To ancient physicians, black henbane was a source of both fascination and fear. In the right amount, this poisonous plant was a mild narcotic, capable of relieving pain and helping with difficult pregnancies. Yet ingesting too much, as one Roman author wrote, could lead to “alienation of [the] mind or madness.”
In a paper published today in the journal Antiquity, researchers report finding a cache of Roman-era black henbane from the first century C.E. hidden within the hollows of a goat or sheep bone from the Netherlands. While medical uses of the plant are described in Roman texts, the find shows that its powers were known even on the far fringes of the empire.
“Having finds like this is wonderful,” says Laurence Totelin, a historian of science at Cardiff University who was not part of the research team. “It really advances our understanding.”
Archaeologists almost overlooked the unique discovery.

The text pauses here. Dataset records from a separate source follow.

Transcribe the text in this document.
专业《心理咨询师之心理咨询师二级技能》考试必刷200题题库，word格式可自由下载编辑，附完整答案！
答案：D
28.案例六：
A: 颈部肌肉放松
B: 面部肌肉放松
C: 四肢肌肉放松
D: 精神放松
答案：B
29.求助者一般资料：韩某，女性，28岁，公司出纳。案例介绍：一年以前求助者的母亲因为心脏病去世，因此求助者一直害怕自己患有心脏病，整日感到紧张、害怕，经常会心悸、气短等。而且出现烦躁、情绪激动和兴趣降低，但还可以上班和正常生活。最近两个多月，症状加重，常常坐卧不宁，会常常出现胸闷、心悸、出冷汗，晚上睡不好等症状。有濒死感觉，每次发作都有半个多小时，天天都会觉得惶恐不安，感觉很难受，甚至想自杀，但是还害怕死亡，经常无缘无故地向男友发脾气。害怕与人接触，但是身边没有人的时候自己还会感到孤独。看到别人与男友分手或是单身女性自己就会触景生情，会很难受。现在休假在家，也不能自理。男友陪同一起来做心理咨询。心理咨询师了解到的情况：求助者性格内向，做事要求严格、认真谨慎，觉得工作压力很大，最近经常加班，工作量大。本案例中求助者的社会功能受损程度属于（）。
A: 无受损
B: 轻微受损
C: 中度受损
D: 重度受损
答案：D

While sorting and measuring over 86,000 animal bones found at a 2000-year-old farmstead near what is now the Dutch city of Utrecht, archaeozoologist Maaike Groot of the Free University of Berlin didn’t notice that one of these bones was sealed at one end by a small birch tar plug.
Her colleague Martijn van Haasteren, an archaeozoologist now working for the Cultural Heritage Agency of the Netherlands, also initially missed the plug while cleaning the bones back at his lab. When he accidentally dislodged it, hundreds of tiny black specks spilled out.
Colleagues identified them as the seeds of black henbane, a toxic plant that thrives in the kind of disturbed soil often found on the margins of human settlements. The sticky birch tar plug and waterlogged soil had preserved the bone container and its contents over the centuries. “I don’t think we realized how exciting the find was at the time,” Groot says. “It really is quite unique.”
The sealed container, full of nothing but henbane seeds, is solid proof people at the site were collecting, using, and probably cultivating the plant. “Plants grow naturally and drop seeds near settlements,” Groot says. “That doesn’t necessarily mean they were used by humans.”
The bone container, about the diameter of a pinkie finger inside, tells a story of human use. “To see it in a bone with a plug I found really interesting,” Totelin says. “It’s quite clearly preserved for its medicinal purposes.” And the container appears to have been well-used. “Some parts of the bone were more polished than others, as though it had been handled a lot,” van Haasteren notes.